Can one of them get a guaranteed deal?
It doesn't seem likely. Camp guys have to really impress to earn a spot under normal circumstances. In this case, they would have to play well enough to motivate the front office into waiving someone to make room or work out a trade, which in all likelihood would have to include cash considerations covering the traded player's contract. Doing that for a 15th man just makes little sense.
Additionally, there is no hole to fill, no weakness that needs addressing. Cotton could provide that depth at guard the Spurs will need for a couple of months and balance out a big man heavy roster. But it's extremely unlikely he is in the long term plans of the team and those garbage time minutes would be better spent by taking a longer look at Joseph and seeing what Kyle Anderson can do as a secondary creator, if he's in uniform.
Holland plays a position the Spurs have well-stocked with four guys whose play merits ample playing time. And while Ginobili is injury-prone and needs his minutes monitored, the other guys are young enough to take a heavier load. Unless the injuries at the wing improbably pile up like last season, there's just no need for another shooting guard. The same applies to a rebounding expert like Davis. Aron Baynes and Jeff Ayres are more than capable in that area and can play center, which is something Davis simply can't do.
As for Green, had he showed that his stroke from outside extended to the NBA's three point line, he would be an intriguing option. As mentioned, he has some experience with the system and he has a nice combination of size and mobility. He has a ways to go on defense but he made up for it with energy in Vegas and having a floor spacer who can also crash the boards and finish inside would be a great luxury for a deep team. Unfortunately, Green only took three three-pointers in Summer League play and missed them all. And his sample size from France is too small to extrapolate into serious potential as a shooter. Without that tool, he's just another energy guy and the Spurs have no pressing need for someone like that.
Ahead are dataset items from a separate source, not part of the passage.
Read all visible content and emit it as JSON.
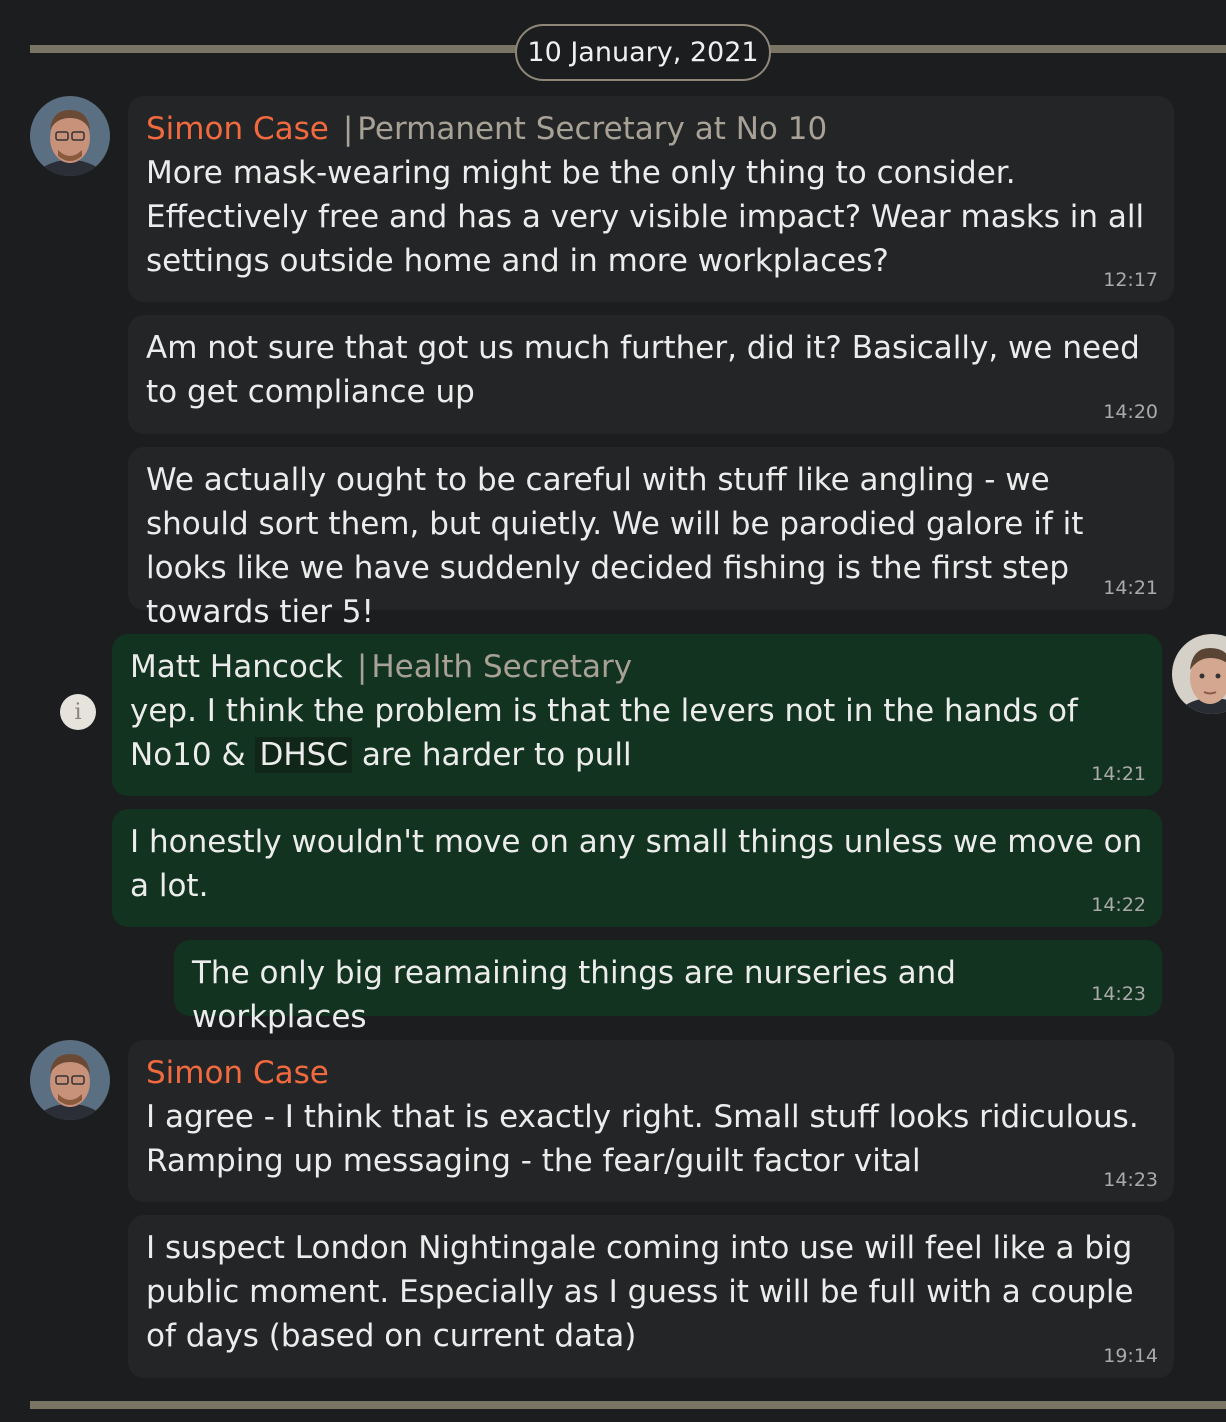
{
  "date_label": "10 January, 2021",
  "colors": {
    "incoming_bubble": "#242526",
    "outgoing_bubble": "#12331f",
    "case_name": "#f16a3f",
    "role": "#a7a196"
  },
  "messages": [
    {
      "sender": "Simon Case",
      "role": "Permanent Secretary at No 10",
      "text": "More mask-wearing might be the only thing to consider. Effectively free and has a very visible impact? Wear masks in all settings outside home and in more workplaces?",
      "time": "12:17"
    },
    {
      "text": "Am not sure that got us much further, did it? Basically, we need to get compliance up",
      "time": "14:20"
    },
    {
      "text": "We actually ought to be careful with stuff like angling - we should sort them, but quietly. We will be parodied galore if it looks like we have suddenly decided fishing is the first step towards tier 5!",
      "time": "14:21"
    },
    {
      "sender": "Matt Hancock",
      "role": "Health Secretary",
      "text_before": "yep. I think the problem is that the levers not in the hands of No10 & ",
      "highlight": "DHSC",
      "text_after": " are harder to pull",
      "time": "14:21"
    },
    {
      "text": "I honestly wouldn't move on any small things unless we move on a lot.",
      "time": "14:22"
    },
    {
      "text": "The only big reamaining things are nurseries and workplaces",
      "time": "14:23"
    },
    {
      "sender": "Simon Case",
      "text": "I agree - I think that is exactly right. Small stuff looks ridiculous. Ramping up messaging - the fear/guilt factor vital",
      "time": "14:23"
    },
    {
      "text": "I suspect London Nightingale coming into use will feel like a big public moment. Especially as I guess it will be full with a couple of days (based on current data)",
      "time": "19:14"
    }
  ],
  "info_icon": {
    "glyph": "i",
    "icon": "info-icon"
  }
}
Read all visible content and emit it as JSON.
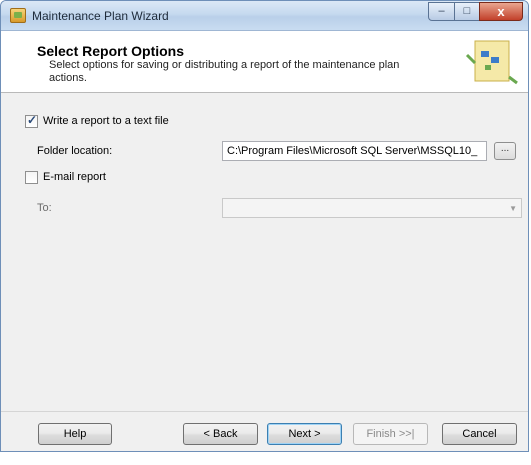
{
  "window": {
    "title": "Maintenance Plan Wizard"
  },
  "titlebar": {
    "min_glyph": "–",
    "max_glyph": "□",
    "close_glyph": "x"
  },
  "header": {
    "title": "Select Report Options",
    "description": "Select options for saving or distributing a report of the maintenance plan actions."
  },
  "options": {
    "write_report": {
      "label": "Write a report to a text file",
      "checked": true
    },
    "folder": {
      "label": "Folder location:",
      "value": "C:\\Program Files\\Microsoft SQL Server\\MSSQL10_",
      "browse_label": "..."
    },
    "email_report": {
      "label": "E-mail report",
      "checked": false
    },
    "to": {
      "label": "To:",
      "value": ""
    }
  },
  "buttons": {
    "help": "Help",
    "back": "< Back",
    "next": "Next >",
    "finish": "Finish >>|",
    "cancel": "Cancel"
  },
  "icons": [
    "app-wizard-icon",
    "minimize-icon",
    "maximize-icon",
    "close-icon",
    "wizard-header-icon",
    "checkmark-icon",
    "dropdown-arrow-icon"
  ],
  "colors": {
    "accent": "#3c7fb1",
    "titlebar": "#c5d9ef",
    "close": "#c2402a"
  }
}
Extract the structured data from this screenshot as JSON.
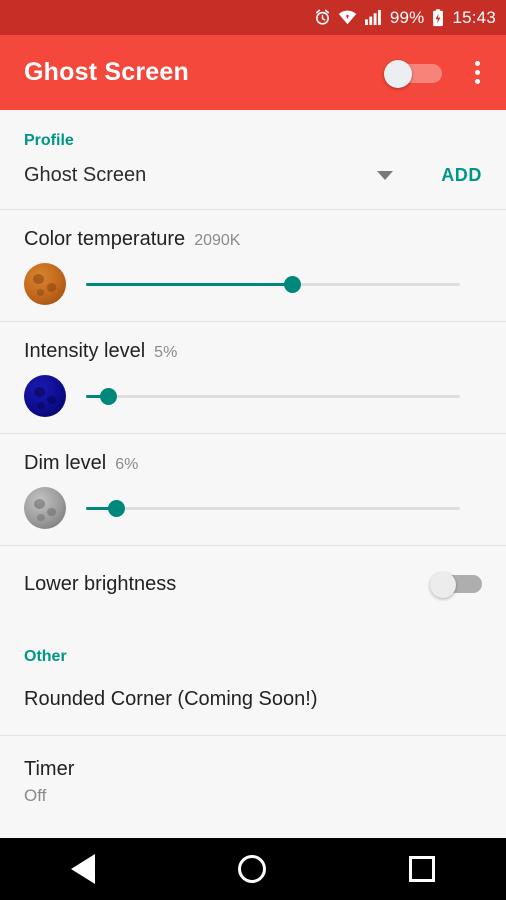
{
  "status_bar": {
    "alarm_icon": "alarm-clock-icon",
    "wifi_icon": "wifi-icon",
    "signal_icon": "cellular-signal-icon",
    "battery_percent": "99%",
    "battery_icon": "battery-charging-icon",
    "time": "15:43",
    "background": "#c62f26"
  },
  "app_bar": {
    "title": "Ghost Screen",
    "background": "#f4483c",
    "master_switch": {
      "name": "master-toggle",
      "state": "off"
    },
    "overflow_menu": "more-options-icon"
  },
  "profile": {
    "section_label": "Profile",
    "selected": "Ghost Screen",
    "dropdown_icon": "chevron-down-icon",
    "add_label": "ADD"
  },
  "sliders": [
    {
      "name": "color-temperature",
      "label": "Color temperature",
      "value_text": "2090K",
      "percent": 55,
      "icon": "moon-orange-icon",
      "icon_color": "#c0651b"
    },
    {
      "name": "intensity-level",
      "label": "Intensity level",
      "value_text": "5%",
      "percent": 6,
      "icon": "moon-blue-icon",
      "icon_color": "#0d0d8c"
    },
    {
      "name": "dim-level",
      "label": "Dim level",
      "value_text": "6%",
      "percent": 8,
      "icon": "moon-gray-icon",
      "icon_color": "#9a9a9a"
    }
  ],
  "lower_brightness": {
    "label": "Lower brightness",
    "state": "off"
  },
  "other": {
    "section_label": "Other",
    "rounded_corner": "Rounded Corner (Coming Soon!)",
    "timer_title": "Timer",
    "timer_value": "Off"
  },
  "nav_bar": {
    "back": "back-icon",
    "home": "home-icon",
    "recents": "recents-icon"
  },
  "accent": {
    "teal": "#009688",
    "slider": "#00897b",
    "red": "#f4483c"
  }
}
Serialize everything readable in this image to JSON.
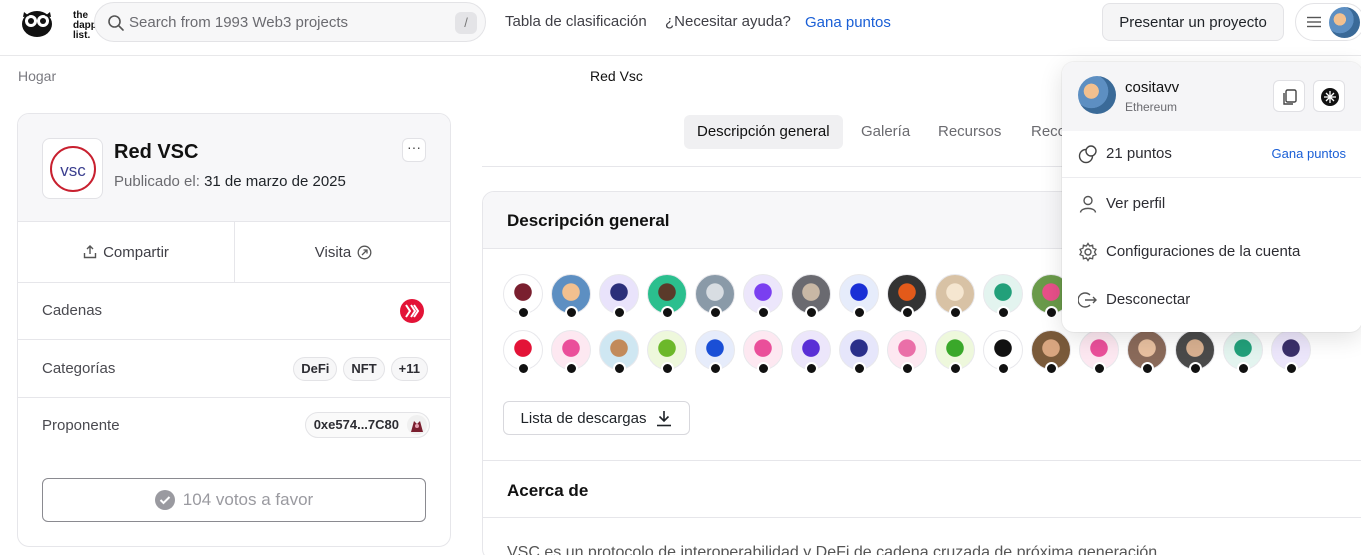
{
  "header": {
    "logo_text": [
      "the",
      "dapp",
      "list."
    ],
    "search_placeholder": "Search from 1993 Web3 projects",
    "search_shortcut": "/",
    "nav": [
      "Tabla de clasificación",
      "¿Necesitar ayuda?",
      "Gana puntos"
    ],
    "submit_label": "Presentar un proyecto"
  },
  "breadcrumb": {
    "home": "Hogar",
    "current": "Red Vsc"
  },
  "project": {
    "name": "Red VSC",
    "logo_text": "vsc",
    "published_label": "Publicado el:",
    "published_date": "31 de marzo de 2025",
    "more": "···",
    "share_label": "Compartir",
    "visit_label": "Visita",
    "chains_label": "Cadenas",
    "categories_label": "Categorías",
    "categories": [
      "DeFi",
      "NFT",
      "+11"
    ],
    "proposer_label": "Proponente",
    "proposer_address": "0xe574...7C80",
    "votes_label": "104 votos a favor"
  },
  "tabs": [
    "Descripción general",
    "Galería",
    "Recursos",
    "Reco"
  ],
  "overview": {
    "title": "Descripción general",
    "download_label": "Lista de descargas",
    "about_title": "Acerca de",
    "about_text": "VSC es un protocolo de interoperabilidad y DeFi de cadena cruzada de próxima generación"
  },
  "dropdown": {
    "username": "cositavv",
    "chain": "Ethereum",
    "points": "21 puntos",
    "earn_label": "Gana puntos",
    "items": [
      "Ver perfil",
      "Configuraciones de la cuenta",
      "Desconectar"
    ]
  },
  "colors": {
    "accent": "#1a5fd6",
    "hive_red": "#e31337"
  }
}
San Antonio is not an option but Austin might be
For the past few years, the last three players to be cut from a team's training camp could be allocated to their D-League affiliate. This season that number has climbed to four. So these players could use the guaranteed money they get from the Spurs to participate on camp, then sign a D-League contract and stay close to San Antonio and learn the system. If a trade goes down during the season clearing a roster spot, they might have a shot of re-joining the team.
Unfortunately, there are some obstacles to this approach, affecting both parties. For the players, a D-League salary might not be competitive with what they can get overseas. At this point there might not be as many open spots available but guys like Holland and Green, who have European experience under their belt, should be able to find a job, As for the team, the Spurs would not have exclusive rights to these players. They would be playing under a D-League contract and any team can call them up at any time or, if they live up to their potential, snatch them up and sign them to NBA contracts.
So the takeaway here is have fun watching these guys during scrimmages and pre-season games but don't get too attached. Chances are they not only won't make the Spurs' roster but may also not be affiliated with the team in any way in a couple of weeks. Of course, it would be fantastic if someone truly surprises and earns a roster spot. But because of the way the Spurs' roster is comprised right now, the amount of guaranteed contracts in the books and the flawed D-League rules, these prospects will likely only be with us temporarily.